Is government printing away the deficit?

Suyash Choudhary, Head of Fixed Income at IDFC AMC on Thursday raised the possibility that monetisation of the fiscal deficit may already be underway at the Reserve Bank of India (RBI).

To put it in layman’s terms, monetisation of the deficit is the printing of money to finance government spending. This process is usually not carried out in normal circumstances as it can lead to inflation. However, the extraordinary demands placed on the government due to the Covid-induced lockdown leaves the central bank with few alternatives.

The fiscal deficit is the government’s total revenue minus its total expenditure. Before the crisis, the central government had estimated a fiscal deficit of 3.5% of GDP for FY21. The combined state government deficit, albeit for FY20, was estimated at 2.6% by RBI, placing the total deficit at around 5.6% of GDP. However, the actual deficit for FY21 may turn out to be substantially higher due to the Covid-19 crisis, which would result in below estimated tax revenue and higher than projected expenditure.

“Basis an anticipated sharp revenue slowdown and the need for a discretionary expenditure expansion, we are looking for a deficit expansion of 4-6% of GDP at the combined Centre and the state level," said Choudhary in a note. “This throws up a big ask for financing, a majority of which has to be financed by the central bank. Indeed this is the template that seems to have evolved, in some form or fashion, in most major economies across the world," he added.

Choudhary explained that RBI seems to be following a two-step process to monetise the fiscal deficit. In the first step, it is buying very short-term government debt (treasury bills) and in the second, it is selling these papers to buy longer dated government bonds. Both these steps together are called ‘Operation Twist’. Although this program has been conducted before, the market expert highlighted the deficit monetisation characteristic of the current one.

A direct result of this type of deficit monetisation is that long-term bond yields may fall, helping investors in longer duration debt mutual funds. However Arvind Chari, Head of Fixed Income and Alternatives at Quantum Advisors urged investors not to get into this tactical trade.

“There is an indirect monetisation of the fiscal deficit. However, we need to see how much RBI will carry out and what the government's borrowing program will be. There may be a tactical opportunity for institutions at the long end, but I don't think individual investors should try to play this move," said Chari.

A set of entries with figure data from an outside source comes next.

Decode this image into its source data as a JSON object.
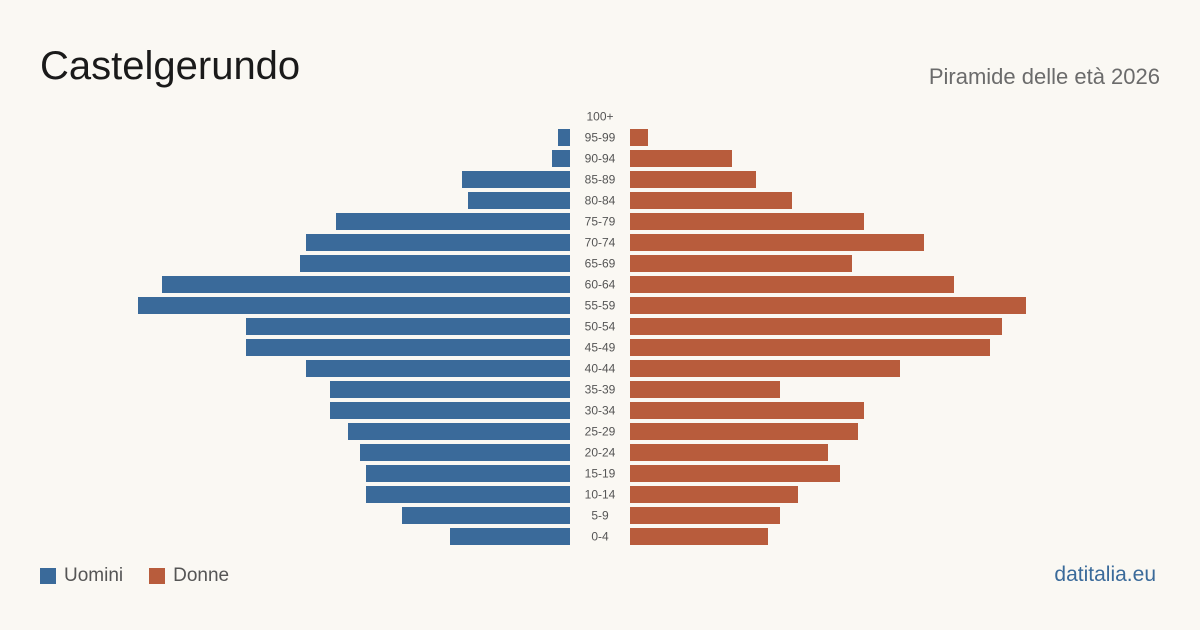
{
  "header": {
    "title": "Castelgerundo",
    "subtitle": "Piramide delle età 2026"
  },
  "legend": {
    "men_label": "Uomini",
    "women_label": "Donne"
  },
  "footer": {
    "brand": "datitalia.eu"
  },
  "colors": {
    "men": "#3a6a9a",
    "women": "#b85c3c",
    "background": "#faf8f3"
  },
  "chart_data": {
    "type": "bar",
    "orientation": "horizontal-population-pyramid",
    "categories": [
      "100+",
      "95-99",
      "90-94",
      "85-89",
      "80-84",
      "75-79",
      "70-74",
      "65-69",
      "60-64",
      "55-59",
      "50-54",
      "45-49",
      "40-44",
      "35-39",
      "30-34",
      "25-29",
      "20-24",
      "15-19",
      "10-14",
      "5-9",
      "0-4"
    ],
    "series": [
      {
        "name": "Uomini",
        "values": [
          0,
          2,
          3,
          18,
          17,
          39,
          44,
          45,
          68,
          72,
          54,
          54,
          44,
          40,
          40,
          37,
          35,
          34,
          34,
          28,
          20
        ]
      },
      {
        "name": "Donne",
        "values": [
          0,
          3,
          17,
          21,
          27,
          39,
          49,
          37,
          54,
          66,
          62,
          60,
          45,
          25,
          39,
          38,
          33,
          35,
          28,
          25,
          23
        ]
      }
    ],
    "grid": false,
    "legend_position": "bottom-left"
  }
}
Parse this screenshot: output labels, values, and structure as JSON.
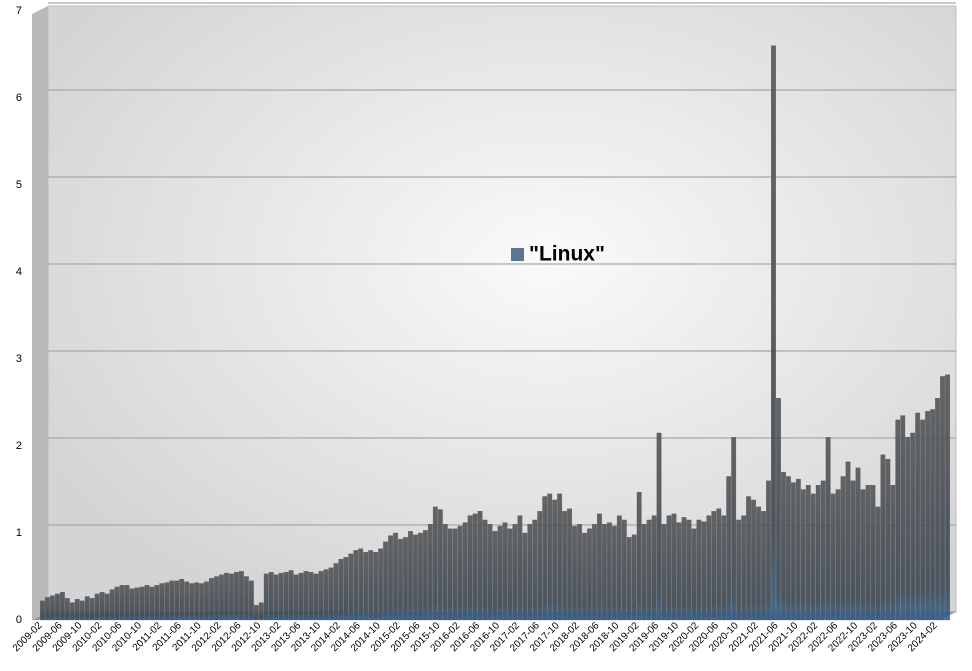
{
  "chart_data": {
    "type": "bar",
    "legend_label": "\"Linux\"",
    "color": "#4f5c68",
    "categories": [
      "2009-02",
      null,
      null,
      null,
      "2009-06",
      null,
      null,
      null,
      "2009-10",
      null,
      null,
      null,
      "2010-02",
      null,
      null,
      null,
      "2010-06",
      null,
      null,
      null,
      "2010-10",
      null,
      null,
      null,
      "2011-02",
      null,
      null,
      null,
      "2011-06",
      null,
      null,
      null,
      "2011-10",
      null,
      null,
      null,
      "2012-02",
      null,
      null,
      null,
      "2012-06",
      null,
      null,
      null,
      "2012-10",
      null,
      null,
      null,
      "2013-02",
      null,
      null,
      null,
      "2013-06",
      null,
      null,
      null,
      "2013-10",
      null,
      null,
      null,
      "2014-02",
      null,
      null,
      null,
      "2014-06",
      null,
      null,
      null,
      "2014-10",
      null,
      null,
      null,
      "2015-02",
      null,
      null,
      null,
      "2015-06",
      null,
      null,
      null,
      "2015-10",
      null,
      null,
      null,
      "2016-02",
      null,
      null,
      null,
      "2016-06",
      null,
      null,
      null,
      "2016-10",
      null,
      null,
      null,
      "2017-02",
      null,
      null,
      null,
      "2017-06",
      null,
      null,
      null,
      "2017-10",
      null,
      null,
      null,
      "2018-02",
      null,
      null,
      null,
      "2018-06",
      null,
      null,
      null,
      "2018-10",
      null,
      null,
      null,
      "2019-02",
      null,
      null,
      null,
      "2019-06",
      null,
      null,
      null,
      "2019-10",
      null,
      null,
      null,
      "2020-02",
      null,
      null,
      null,
      "2020-06",
      null,
      null,
      null,
      "2020-10",
      null,
      null,
      null,
      "2021-02",
      null,
      null,
      null,
      "2021-06",
      null,
      null,
      null,
      "2021-10",
      null,
      null,
      null,
      "2022-02",
      null,
      null,
      null,
      "2022-06",
      null,
      null,
      null,
      "2022-10",
      null,
      null,
      null,
      "2023-02",
      null,
      null,
      null,
      "2023-06",
      null,
      null,
      null,
      "2023-10",
      null,
      null,
      null,
      "2024-02",
      null,
      null
    ],
    "values": [
      0.22,
      0.26,
      0.28,
      0.3,
      0.32,
      0.25,
      0.2,
      0.24,
      0.22,
      0.27,
      0.25,
      0.3,
      0.32,
      0.3,
      0.35,
      0.38,
      0.4,
      0.4,
      0.36,
      0.37,
      0.38,
      0.4,
      0.38,
      0.4,
      0.42,
      0.43,
      0.45,
      0.45,
      0.47,
      0.44,
      0.42,
      0.43,
      0.42,
      0.44,
      0.48,
      0.5,
      0.52,
      0.54,
      0.53,
      0.55,
      0.56,
      0.5,
      0.45,
      0.17,
      0.2,
      0.53,
      0.55,
      0.52,
      0.54,
      0.55,
      0.57,
      0.52,
      0.54,
      0.56,
      0.55,
      0.53,
      0.56,
      0.58,
      0.6,
      0.65,
      0.7,
      0.72,
      0.76,
      0.8,
      0.82,
      0.78,
      0.8,
      0.78,
      0.82,
      0.9,
      0.97,
      1.0,
      0.93,
      0.95,
      1.02,
      0.98,
      1.0,
      1.03,
      1.1,
      1.3,
      1.27,
      1.1,
      1.05,
      1.05,
      1.08,
      1.12,
      1.2,
      1.22,
      1.25,
      1.15,
      1.1,
      1.02,
      1.08,
      1.12,
      1.05,
      1.1,
      1.2,
      1.0,
      1.1,
      1.15,
      1.25,
      1.42,
      1.45,
      1.38,
      1.45,
      1.25,
      1.28,
      1.08,
      1.1,
      1.0,
      1.05,
      1.1,
      1.22,
      1.1,
      1.12,
      1.08,
      1.2,
      1.15,
      0.95,
      0.98,
      1.47,
      1.1,
      1.15,
      1.2,
      2.15,
      1.1,
      1.2,
      1.22,
      1.12,
      1.18,
      1.15,
      1.05,
      1.15,
      1.13,
      1.2,
      1.25,
      1.28,
      1.2,
      1.65,
      2.1,
      1.15,
      1.2,
      1.42,
      1.38,
      1.3,
      1.25,
      1.6,
      6.6,
      2.55,
      1.7,
      1.65,
      1.58,
      1.62,
      1.5,
      1.55,
      1.45,
      1.55,
      1.6,
      2.1,
      1.45,
      1.5,
      1.65,
      1.82,
      1.6,
      1.75,
      1.5,
      1.55,
      1.55,
      1.3,
      1.9,
      1.85,
      1.55,
      2.3,
      2.35,
      2.1,
      2.15,
      2.38,
      2.3,
      2.4,
      2.42,
      2.55,
      2.8,
      2.82
    ],
    "ylim": [
      0,
      7
    ],
    "yticks": [
      0,
      1,
      2,
      3,
      4,
      5,
      6,
      7
    ],
    "grid": true
  }
}
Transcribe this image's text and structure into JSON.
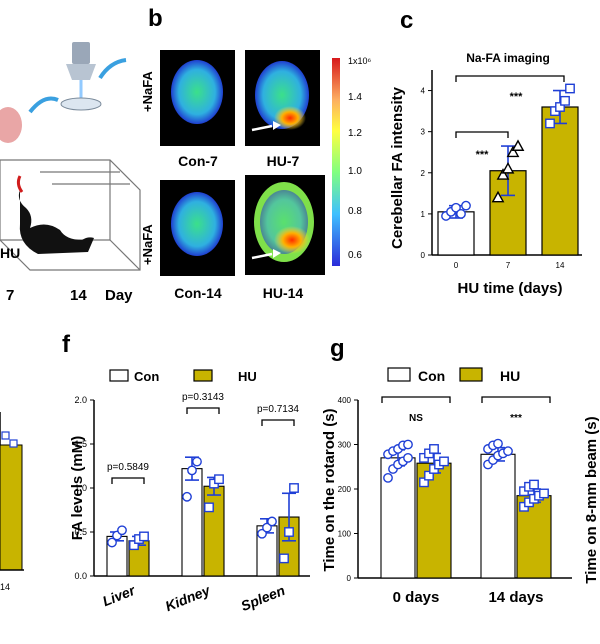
{
  "panels": {
    "b": "b",
    "c": "c",
    "f": "f",
    "g": "g"
  },
  "partial_left": {
    "a_timeline_ticks": [
      "7",
      "14",
      "Day"
    ],
    "a_cage_label": "HU",
    "e_xtick": "14"
  },
  "imaging": {
    "side_labels": [
      "+NaFA",
      "+NaFA"
    ],
    "image_labels": [
      "Con-7",
      "HU-7",
      "Con-14",
      "HU-14"
    ],
    "colorbar_ticks": [
      "1x10⁶",
      "1.4",
      "1.2",
      "1.0",
      "0.8",
      "0.6"
    ],
    "colorbar_colors": [
      "#d7191c",
      "#fdae61",
      "#ffff40",
      "#80ff80",
      "#40c0ff",
      "#2b2bd9"
    ]
  },
  "right_edge_label": "Time on 8-mm beam (s)",
  "colors": {
    "con": "#ffffff",
    "hu": "#c8b400",
    "error": "#1f3fd6"
  },
  "chart_data": [
    {
      "id": "c",
      "type": "bar",
      "title": "Na-FA imaging",
      "xlabel": "HU time (days)",
      "ylabel": "Cerebellar FA intensity",
      "categories": [
        "0",
        "7",
        "14"
      ],
      "values": [
        1.05,
        2.05,
        3.6
      ],
      "errors": [
        0.15,
        0.6,
        0.4
      ],
      "points": [
        [
          0.95,
          1.05,
          1.15,
          1.0,
          1.2
        ],
        [
          1.4,
          1.95,
          2.1,
          2.5,
          2.65
        ],
        [
          3.2,
          3.5,
          3.6,
          3.75,
          4.05
        ]
      ],
      "ylim": [
        0,
        4.5
      ],
      "yticks": [
        "0",
        "1",
        "2",
        "3",
        "4",
        "5"
      ],
      "significance": [
        "***",
        "***"
      ],
      "grid": false
    },
    {
      "id": "f",
      "type": "bar",
      "ylabel": "FA levels (mM)",
      "categories": [
        "Liver",
        "Kidney",
        "Spleen"
      ],
      "series": [
        {
          "name": "Con",
          "values": [
            0.45,
            1.22,
            0.57
          ],
          "errors": [
            0.05,
            0.13,
            0.08
          ],
          "points": [
            [
              0.38,
              0.46,
              0.52
            ],
            [
              0.9,
              1.2,
              1.3
            ],
            [
              0.48,
              0.55,
              0.62
            ]
          ]
        },
        {
          "name": "HU",
          "values": [
            0.4,
            1.02,
            0.67
          ],
          "errors": [
            0.05,
            0.1,
            0.27
          ],
          "points": [
            [
              0.35,
              0.42,
              0.45
            ],
            [
              0.78,
              1.05,
              1.1
            ],
            [
              0.2,
              0.5,
              1.0
            ]
          ]
        }
      ],
      "ylim": [
        0,
        2.0
      ],
      "yticks": [
        "0.0",
        "0.5",
        "1.0",
        "1.5",
        "2.0"
      ],
      "annotations": [
        "p=0.5849",
        "p=0.3143",
        "p=0.7134"
      ],
      "legend": "top-left",
      "grid": false
    },
    {
      "id": "g",
      "type": "bar",
      "ylabel": "Time on the rotarod (s)",
      "categories": [
        "0 days",
        "14 days"
      ],
      "series": [
        {
          "name": "Con",
          "values": [
            270,
            278
          ],
          "errors": [
            18,
            15
          ],
          "points": [
            [
              225,
              245,
              255,
              262,
              270,
              278,
              285,
              290,
              298,
              300
            ],
            [
              255,
              265,
              275,
              280,
              285,
              290,
              298,
              302
            ]
          ]
        },
        {
          "name": "HU",
          "values": [
            258,
            185
          ],
          "errors": [
            22,
            15
          ],
          "points": [
            [
              215,
              230,
              245,
              255,
              262,
              270,
              280,
              290
            ],
            [
              160,
              170,
              178,
              185,
              190,
              195,
              205,
              210
            ]
          ]
        }
      ],
      "ylim": [
        0,
        400
      ],
      "yticks": [
        "0",
        "100",
        "200",
        "300",
        "400"
      ],
      "significance": [
        "NS",
        "***"
      ],
      "legend": "top",
      "grid": false
    }
  ]
}
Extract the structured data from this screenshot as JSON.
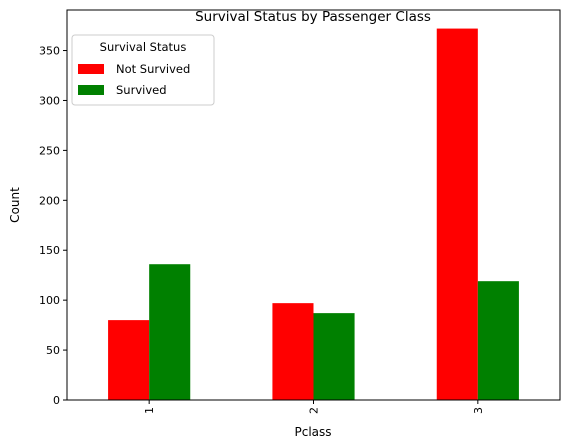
{
  "chart_data": {
    "type": "bar",
    "title": "Survival Status by Passenger Class",
    "xlabel": "Pclass",
    "ylabel": "Count",
    "categories": [
      "1",
      "2",
      "3"
    ],
    "series": [
      {
        "name": "Not Survived",
        "values": [
          80,
          97,
          372
        ],
        "color": "#ff0000"
      },
      {
        "name": "Survived",
        "values": [
          136,
          87,
          119
        ],
        "color": "#008000"
      }
    ],
    "ylim": [
      0,
      390.6
    ],
    "yticks": [
      0,
      50,
      100,
      150,
      200,
      250,
      300,
      350
    ],
    "legend": {
      "title": "Survival Status",
      "placement": "top-left"
    },
    "grid": false
  }
}
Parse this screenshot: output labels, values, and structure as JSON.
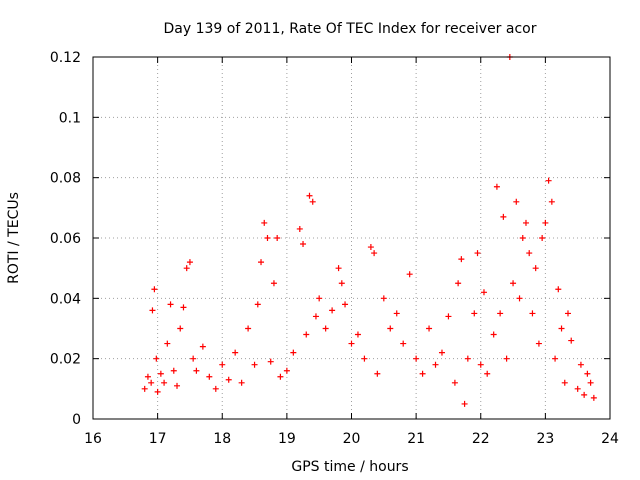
{
  "chart_data": {
    "type": "scatter",
    "title": "Day 139 of 2011, Rate Of TEC Index for receiver acor",
    "xlabel": "GPS time / hours",
    "ylabel": "ROTI / TECUs",
    "xlim": [
      16,
      24
    ],
    "ylim": [
      0,
      0.12
    ],
    "x_ticks": [
      "16",
      "17",
      "18",
      "19",
      "20",
      "21",
      "22",
      "23",
      "24"
    ],
    "y_ticks": [
      "0",
      "0.02",
      "0.04",
      "0.06",
      "0.08",
      "0.1",
      "0.12"
    ],
    "grid": true,
    "marker": "+",
    "color": "#ff0000",
    "series": [
      {
        "name": "ROTI",
        "points": [
          [
            16.8,
            0.01
          ],
          [
            16.85,
            0.014
          ],
          [
            16.9,
            0.012
          ],
          [
            16.92,
            0.036
          ],
          [
            16.95,
            0.043
          ],
          [
            16.98,
            0.02
          ],
          [
            17.0,
            0.009
          ],
          [
            17.05,
            0.015
          ],
          [
            17.1,
            0.012
          ],
          [
            17.15,
            0.025
          ],
          [
            17.2,
            0.038
          ],
          [
            17.25,
            0.016
          ],
          [
            17.3,
            0.011
          ],
          [
            17.35,
            0.03
          ],
          [
            17.4,
            0.037
          ],
          [
            17.45,
            0.05
          ],
          [
            17.5,
            0.052
          ],
          [
            17.55,
            0.02
          ],
          [
            17.6,
            0.016
          ],
          [
            17.7,
            0.024
          ],
          [
            17.8,
            0.014
          ],
          [
            17.9,
            0.01
          ],
          [
            18.0,
            0.018
          ],
          [
            18.1,
            0.013
          ],
          [
            18.2,
            0.022
          ],
          [
            18.3,
            0.012
          ],
          [
            18.4,
            0.03
          ],
          [
            18.5,
            0.018
          ],
          [
            18.55,
            0.038
          ],
          [
            18.6,
            0.052
          ],
          [
            18.65,
            0.065
          ],
          [
            18.7,
            0.06
          ],
          [
            18.75,
            0.019
          ],
          [
            18.8,
            0.045
          ],
          [
            18.85,
            0.06
          ],
          [
            18.9,
            0.014
          ],
          [
            19.0,
            0.016
          ],
          [
            19.1,
            0.022
          ],
          [
            19.2,
            0.063
          ],
          [
            19.25,
            0.058
          ],
          [
            19.3,
            0.028
          ],
          [
            19.35,
            0.074
          ],
          [
            19.4,
            0.072
          ],
          [
            19.45,
            0.034
          ],
          [
            19.5,
            0.04
          ],
          [
            19.6,
            0.03
          ],
          [
            19.7,
            0.036
          ],
          [
            19.8,
            0.05
          ],
          [
            19.85,
            0.045
          ],
          [
            19.9,
            0.038
          ],
          [
            20.0,
            0.025
          ],
          [
            20.1,
            0.028
          ],
          [
            20.2,
            0.02
          ],
          [
            20.3,
            0.057
          ],
          [
            20.35,
            0.055
          ],
          [
            20.4,
            0.015
          ],
          [
            20.5,
            0.04
          ],
          [
            20.6,
            0.03
          ],
          [
            20.7,
            0.035
          ],
          [
            20.8,
            0.025
          ],
          [
            20.9,
            0.048
          ],
          [
            21.0,
            0.02
          ],
          [
            21.1,
            0.015
          ],
          [
            21.2,
            0.03
          ],
          [
            21.3,
            0.018
          ],
          [
            21.4,
            0.022
          ],
          [
            21.5,
            0.034
          ],
          [
            21.6,
            0.012
          ],
          [
            21.65,
            0.045
          ],
          [
            21.7,
            0.053
          ],
          [
            21.75,
            0.005
          ],
          [
            21.8,
            0.02
          ],
          [
            21.9,
            0.035
          ],
          [
            21.95,
            0.055
          ],
          [
            22.0,
            0.018
          ],
          [
            22.05,
            0.042
          ],
          [
            22.1,
            0.015
          ],
          [
            22.2,
            0.028
          ],
          [
            22.25,
            0.077
          ],
          [
            22.3,
            0.035
          ],
          [
            22.35,
            0.067
          ],
          [
            22.4,
            0.02
          ],
          [
            22.45,
            0.12
          ],
          [
            22.5,
            0.045
          ],
          [
            22.55,
            0.072
          ],
          [
            22.6,
            0.04
          ],
          [
            22.65,
            0.06
          ],
          [
            22.7,
            0.065
          ],
          [
            22.75,
            0.055
          ],
          [
            22.8,
            0.035
          ],
          [
            22.85,
            0.05
          ],
          [
            22.9,
            0.025
          ],
          [
            22.95,
            0.06
          ],
          [
            23.0,
            0.065
          ],
          [
            23.05,
            0.079
          ],
          [
            23.1,
            0.072
          ],
          [
            23.15,
            0.02
          ],
          [
            23.2,
            0.043
          ],
          [
            23.25,
            0.03
          ],
          [
            23.3,
            0.012
          ],
          [
            23.35,
            0.035
          ],
          [
            23.4,
            0.026
          ],
          [
            23.5,
            0.01
          ],
          [
            23.55,
            0.018
          ],
          [
            23.6,
            0.008
          ],
          [
            23.65,
            0.015
          ],
          [
            23.7,
            0.012
          ],
          [
            23.75,
            0.007
          ]
        ]
      }
    ]
  }
}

A second concern that investors may have is whether this will stoke inflation. Experts did not rule out this possibility, but pointed out that this can only happen once demand comes back in the economy. “In the very short term, the risk of deflation is greater than the risk of inflation globally. This should change as demand comes back after the lockdowns start getting lifted. In case demand comes back strongly then inflation can pick up due to huge domestic and global liquidity. Moderate inflation is good for financial assets," said Gaurav Awasthi, Senior Partner at IIFL Wealth Management.

According to the expert, investors should buy into these assets in a staggered manner. “Getting extremely overweight or bullish on assets such as equity and gold before we know the pace of the recovery would be premature," Awasthi added.

Experts also warn that deficit monetisation could pose a risk to inflation over the medium to long term. Assets such as equity and gold are traditionally better at beating inflation than debt. However they carry their own risks such as companies not being able to survive the downturn. Investors should keep an eye out for more data on deficit monetisation, and then gradually move into these assets.